Statues aren’t history, as this Twitter thread by Elle Maruska articulates well:
Statues are mythology. Statues are hagiography. If you care about history as a discipline, as a way of analyzing the past, tear down every single statue.
Somehow, the history of Nazi Germany is available without statues of Hitler in every German square.
We can somehow still access the history of Mussolini’s rule without having statues of him in Rome.
We know about Ceaușescu without his stone visage glaring out over Bucharest.
Statues tell us about how we understand the present, not the reality of the past. Statues teach us nothing but who we find worth elevating into godhood. Statues are about the lies with think are worth believing in.
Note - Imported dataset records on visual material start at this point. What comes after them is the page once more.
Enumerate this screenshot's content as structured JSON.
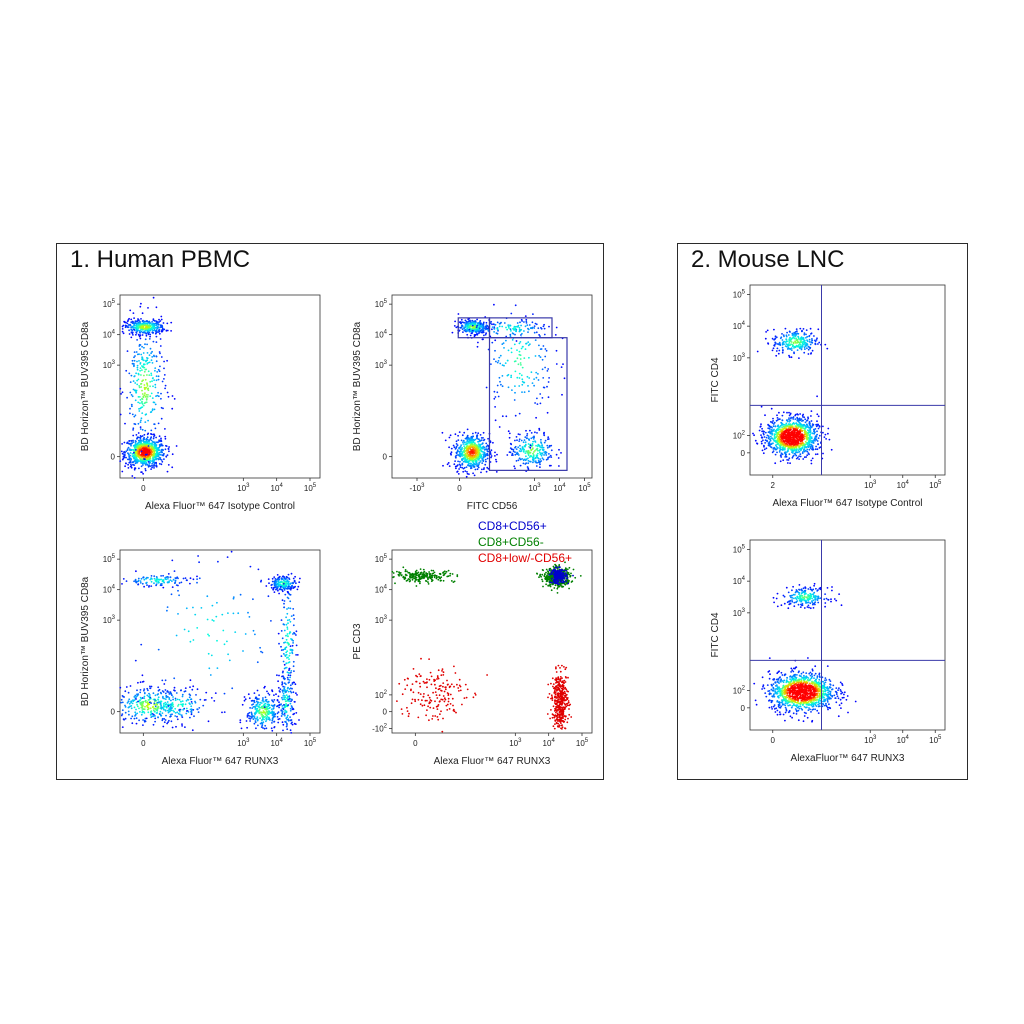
{
  "panels": [
    {
      "title": "1. Human PBMC"
    },
    {
      "title": "2. Mouse LNC"
    }
  ],
  "legend": [
    {
      "label": "CD8+CD56+",
      "color": "#0000cc"
    },
    {
      "label": "CD8+CD56-",
      "color": "#008000"
    },
    {
      "label": "CD8+low/-CD56+",
      "color": "#e00000"
    }
  ],
  "colors": {
    "density_low": "#0000ff",
    "density_mid": "#00ffff",
    "density_midhigh": "#ffff00",
    "density_high": "#ff0000",
    "gate": "#3a3aaa"
  },
  "chart_data": [
    {
      "type": "scatter",
      "panel": "1. Human PBMC",
      "xlabel": "Alexa Fluor™ 647 Isotype Control",
      "ylabel": "BD Horizon™ BUV395 CD8a",
      "xticks": [
        {
          "v": 0,
          "t": "0"
        },
        {
          "v": 3,
          "t": "10",
          "e": "3"
        },
        {
          "v": 4,
          "t": "10",
          "e": "4"
        },
        {
          "v": 5,
          "t": "10",
          "e": "5"
        }
      ],
      "yticks": [
        {
          "v": 0,
          "t": "0"
        },
        {
          "v": 3,
          "t": "10",
          "e": "3"
        },
        {
          "v": 4,
          "t": "10",
          "e": "4"
        },
        {
          "v": 5,
          "t": "10",
          "e": "5"
        }
      ],
      "xlim": [
        -0.7,
        5.3
      ],
      "ylim": [
        -0.7,
        5.3
      ],
      "populations": [
        {
          "x": 0.05,
          "y": 0.15,
          "sx": 0.3,
          "sy": 0.25,
          "weight": 0.55
        },
        {
          "x": 0.05,
          "y": 4.25,
          "sx": 0.3,
          "sy": 0.12,
          "weight": 0.25
        },
        {
          "x": 0.05,
          "y": 2.3,
          "sx": 0.3,
          "sy": 1.0,
          "weight": 0.2
        }
      ]
    },
    {
      "type": "scatter",
      "panel": "1. Human PBMC",
      "xlabel": "FITC CD56",
      "ylabel": "BD Horizon™ BUV395 CD8a",
      "xticks": [
        {
          "v": -1.7,
          "t": "-10",
          "e": "3"
        },
        {
          "v": 0,
          "t": "0"
        },
        {
          "v": 3,
          "t": "10",
          "e": "3"
        },
        {
          "v": 4,
          "t": "10",
          "e": "4"
        },
        {
          "v": 5,
          "t": "10",
          "e": "5"
        }
      ],
      "yticks": [
        {
          "v": 0,
          "t": "0"
        },
        {
          "v": 3,
          "t": "10",
          "e": "3"
        },
        {
          "v": 4,
          "t": "10",
          "e": "4"
        },
        {
          "v": 5,
          "t": "10",
          "e": "5"
        }
      ],
      "xlim": [
        -2.7,
        5.3
      ],
      "ylim": [
        -0.7,
        5.3
      ],
      "gates": [
        {
          "x1": -0.05,
          "x2": 1.2,
          "y1": 3.9,
          "y2": 4.55
        },
        {
          "x1": 1.2,
          "x2": 3.7,
          "y1": 3.9,
          "y2": 4.55
        },
        {
          "x1": 1.2,
          "x2": 4.3,
          "y1": -0.45,
          "y2": 3.9
        }
      ],
      "populations": [
        {
          "x": 0.5,
          "y": 0.15,
          "sx": 0.35,
          "sy": 0.3,
          "weight": 0.42
        },
        {
          "x": 0.55,
          "y": 4.25,
          "sx": 0.3,
          "sy": 0.12,
          "weight": 0.2
        },
        {
          "x": 2.9,
          "y": 0.2,
          "sx": 0.45,
          "sy": 0.3,
          "weight": 0.18
        },
        {
          "x": 2.4,
          "y": 3.1,
          "sx": 0.7,
          "sy": 0.9,
          "weight": 0.12
        },
        {
          "x": 2.0,
          "y": 4.2,
          "sx": 0.8,
          "sy": 0.15,
          "weight": 0.08
        }
      ]
    },
    {
      "type": "scatter",
      "panel": "1. Human PBMC",
      "xlabel": "Alexa Fluor™ 647 RUNX3",
      "ylabel": "BD Horizon™ BUV395 CD8a",
      "xticks": [
        {
          "v": 0,
          "t": "0"
        },
        {
          "v": 3,
          "t": "10",
          "e": "3"
        },
        {
          "v": 4,
          "t": "10",
          "e": "4"
        },
        {
          "v": 5,
          "t": "10",
          "e": "5"
        }
      ],
      "yticks": [
        {
          "v": 0,
          "t": "0"
        },
        {
          "v": 3,
          "t": "10",
          "e": "3"
        },
        {
          "v": 4,
          "t": "10",
          "e": "4"
        },
        {
          "v": 5,
          "t": "10",
          "e": "5"
        }
      ],
      "xlim": [
        -0.7,
        5.3
      ],
      "ylim": [
        -0.7,
        5.3
      ],
      "populations": [
        {
          "x": 0.2,
          "y": 0.2,
          "sx": 0.55,
          "sy": 0.3,
          "weight": 0.22
        },
        {
          "x": 1.0,
          "y": 0.2,
          "sx": 0.5,
          "sy": 0.3,
          "weight": 0.1
        },
        {
          "x": 3.6,
          "y": 0.0,
          "sx": 0.25,
          "sy": 0.3,
          "weight": 0.2
        },
        {
          "x": 4.3,
          "y": 0.3,
          "sx": 0.12,
          "sy": 0.5,
          "weight": 0.1
        },
        {
          "x": 4.2,
          "y": 4.2,
          "sx": 0.2,
          "sy": 0.12,
          "weight": 0.13
        },
        {
          "x": 4.35,
          "y": 2.2,
          "sx": 0.12,
          "sy": 1.2,
          "weight": 0.1
        },
        {
          "x": 0.4,
          "y": 4.3,
          "sx": 0.5,
          "sy": 0.1,
          "weight": 0.08
        },
        {
          "x": 2.0,
          "y": 2.5,
          "sx": 1.2,
          "sy": 1.3,
          "weight": 0.07
        }
      ]
    },
    {
      "type": "scatter",
      "panel": "1. Human PBMC",
      "xlabel": "Alexa Fluor™ 647 RUNX3",
      "ylabel": "PE CD3",
      "xticks": [
        {
          "v": 0,
          "t": "0"
        },
        {
          "v": 3,
          "t": "10",
          "e": "3"
        },
        {
          "v": 4,
          "t": "10",
          "e": "4"
        },
        {
          "v": 5,
          "t": "10",
          "e": "5"
        }
      ],
      "yticks": [
        {
          "v": -0.55,
          "t": "-10",
          "e": "2"
        },
        {
          "v": 0,
          "t": "0"
        },
        {
          "v": 0.55,
          "t": "10",
          "e": "2"
        },
        {
          "v": 3,
          "t": "10",
          "e": "3"
        },
        {
          "v": 4,
          "t": "10",
          "e": "4"
        },
        {
          "v": 5,
          "t": "10",
          "e": "5"
        }
      ],
      "xlim": [
        -0.7,
        5.3
      ],
      "ylim": [
        -0.7,
        5.3
      ],
      "populations": [
        {
          "x": 0.2,
          "y": 4.45,
          "sx": 0.5,
          "sy": 0.1,
          "weight": 0.15,
          "legend_index": 1
        },
        {
          "x": 4.25,
          "y": 4.4,
          "sx": 0.2,
          "sy": 0.15,
          "weight": 0.3,
          "legend_index": 1
        },
        {
          "x": 4.3,
          "y": 4.45,
          "sx": 0.12,
          "sy": 0.12,
          "weight": 0.15,
          "legend_index": 0
        },
        {
          "x": 4.35,
          "y": 0.35,
          "sx": 0.12,
          "sy": 0.45,
          "weight": 0.28,
          "legend_index": 2
        },
        {
          "x": 0.5,
          "y": 0.6,
          "sx": 0.5,
          "sy": 0.5,
          "weight": 0.12,
          "legend_index": 2
        }
      ]
    },
    {
      "type": "scatter",
      "panel": "2. Mouse LNC",
      "xlabel": "Alexa Fluor™ 647 Isotype Control",
      "ylabel": "FITC CD4",
      "xticks": [
        {
          "v": 0,
          "t": "2"
        },
        {
          "v": 3,
          "t": "10",
          "e": "3"
        },
        {
          "v": 4,
          "t": "10",
          "e": "4"
        },
        {
          "v": 5,
          "t": "10",
          "e": "5"
        }
      ],
      "yticks": [
        {
          "v": 0,
          "t": "0"
        },
        {
          "v": 0.55,
          "t": "10",
          "e": "2"
        },
        {
          "v": 3,
          "t": "10",
          "e": "3"
        },
        {
          "v": 4,
          "t": "10",
          "e": "4"
        },
        {
          "v": 5,
          "t": "10",
          "e": "5"
        }
      ],
      "xlim": [
        -0.7,
        5.3
      ],
      "ylim": [
        -0.7,
        5.3
      ],
      "quadrant": {
        "x": 1.5,
        "y": 1.5
      },
      "populations": [
        {
          "x": 0.6,
          "y": 0.5,
          "sx": 0.4,
          "sy": 0.3,
          "weight": 0.82
        },
        {
          "x": 0.7,
          "y": 3.5,
          "sx": 0.35,
          "sy": 0.2,
          "weight": 0.18
        }
      ]
    },
    {
      "type": "scatter",
      "panel": "2. Mouse LNC",
      "xlabel": "AlexaFluor™ 647 RUNX3",
      "ylabel": "FITC CD4",
      "xticks": [
        {
          "v": 0,
          "t": "0"
        },
        {
          "v": 3,
          "t": "10",
          "e": "3"
        },
        {
          "v": 4,
          "t": "10",
          "e": "4"
        },
        {
          "v": 5,
          "t": "10",
          "e": "5"
        }
      ],
      "yticks": [
        {
          "v": 0,
          "t": "0"
        },
        {
          "v": 0.55,
          "t": "10",
          "e": "2"
        },
        {
          "v": 3,
          "t": "10",
          "e": "3"
        },
        {
          "v": 4,
          "t": "10",
          "e": "4"
        },
        {
          "v": 5,
          "t": "10",
          "e": "5"
        }
      ],
      "xlim": [
        -0.7,
        5.3
      ],
      "ylim": [
        -0.7,
        5.3
      ],
      "quadrant": {
        "x": 1.5,
        "y": 1.5
      },
      "populations": [
        {
          "x": 0.9,
          "y": 0.5,
          "sx": 0.5,
          "sy": 0.3,
          "weight": 0.85
        },
        {
          "x": 1.0,
          "y": 3.5,
          "sx": 0.35,
          "sy": 0.15,
          "weight": 0.15
        }
      ]
    }
  ]
}
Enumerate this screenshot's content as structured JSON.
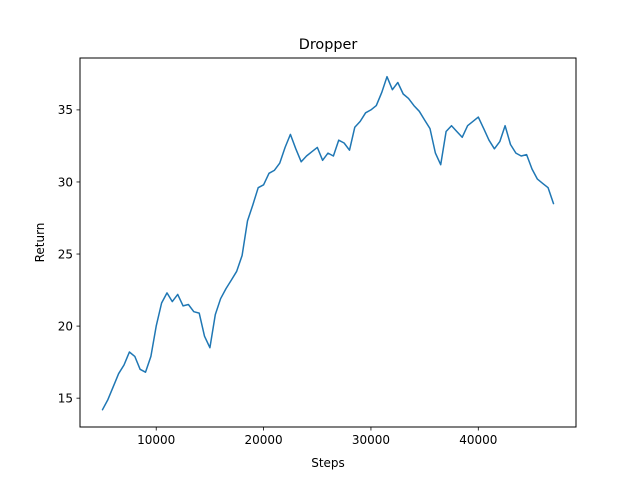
{
  "chart_data": {
    "type": "line",
    "title": "Dropper",
    "xlabel": "Steps",
    "ylabel": "Return",
    "xlim": [
      2900,
      49100
    ],
    "ylim": [
      13.0,
      38.6
    ],
    "xticks": [
      10000,
      20000,
      30000,
      40000
    ],
    "yticks": [
      15,
      20,
      25,
      30,
      35
    ],
    "grid": false,
    "legend": "none",
    "series": [
      {
        "color": "#1f77b4",
        "x": [
          5000,
          5500,
          6000,
          6500,
          7000,
          7500,
          8000,
          8500,
          9000,
          9500,
          10000,
          10500,
          11000,
          11500,
          12000,
          12500,
          13000,
          13500,
          14000,
          14500,
          15000,
          15500,
          16000,
          16500,
          17000,
          17500,
          18000,
          18500,
          19000,
          19500,
          20000,
          20500,
          21000,
          21500,
          22000,
          22500,
          23000,
          23500,
          24000,
          24500,
          25000,
          25500,
          26000,
          26500,
          27000,
          27500,
          28000,
          28500,
          29000,
          29500,
          30000,
          30500,
          31000,
          31500,
          32000,
          32500,
          33000,
          33500,
          34000,
          34500,
          35000,
          35500,
          36000,
          36500,
          37000,
          37500,
          38000,
          38500,
          39000,
          39500,
          40000,
          40500,
          41000,
          41500,
          42000,
          42500,
          43000,
          43500,
          44000,
          44500,
          45000,
          45500,
          46000,
          46500,
          47000
        ],
        "y": [
          14.2,
          14.9,
          15.8,
          16.7,
          17.3,
          18.2,
          17.9,
          17.0,
          16.8,
          17.9,
          20.0,
          21.6,
          22.3,
          21.7,
          22.2,
          21.4,
          21.5,
          21.0,
          20.9,
          19.3,
          18.5,
          20.8,
          21.9,
          22.6,
          23.2,
          23.8,
          24.9,
          27.3,
          28.4,
          29.6,
          29.8,
          30.6,
          30.8,
          31.3,
          32.4,
          33.3,
          32.3,
          31.4,
          31.8,
          32.1,
          32.4,
          31.5,
          32.0,
          31.8,
          32.9,
          32.7,
          32.2,
          33.8,
          34.2,
          34.8,
          35.0,
          35.3,
          36.2,
          37.3,
          36.4,
          36.9,
          36.1,
          35.8,
          35.3,
          34.9,
          34.3,
          33.7,
          32.0,
          31.2,
          33.5,
          33.9,
          33.5,
          33.1,
          33.9,
          34.2,
          34.5,
          33.7,
          32.9,
          32.3,
          32.8,
          33.9,
          32.6,
          32.0,
          31.8,
          31.9,
          30.9,
          30.2,
          29.9,
          29.6,
          28.5
        ]
      }
    ]
  }
}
Statues aren’t history.
The recent spate of statue removals run the gamut from coordinated (Theodore Roosevelt’s) to chaotic (Madison’s). But all of them share the same underlying sentiment, as articulated by Kylo Ren in The Last Jedi (the only good Star Wars movie):
Let the past die. Kill it if you have to. That’s the only way to become what you were meant to be.
The irony of this sentiment is Kylo spends the entire movie trying to actually kill connections to his past but still can’t fully shake them. (After all, the past isn’t past.) As James Whitbrook writes:
So maybe “Let the past die” needs to be paired with another great quote about legacies from The Last Jedi—something Yoda says to Luke, as they watch the glowing embers of the burning tree on Ahch-To: “We are what they grow beyond.”
Just as Rey learns and grows beyond what Luke and his failures can teach her—just as she steals away those ancient Jedi texts before they can be destroyed forever, to potentially build upon their ideas herself—so must Star Wars as a franchise if it’s going to keep adding more and more stories to its ever-growing saga. Respect its past, learn from it, and let it go and move on.
As a long-running franchise and “ever-growing saga” itself, America needs to take the best of its past and let go of the rest.
Which isn’t the same as forgetting or destroying it. To me it means severing ties from two contrasting yet equally toxic and “bitter clinging” impulses: nostalgia, which insists the past was better than the present, and resentment, which only finds fault with it.
Let the past be only what we grow beyond.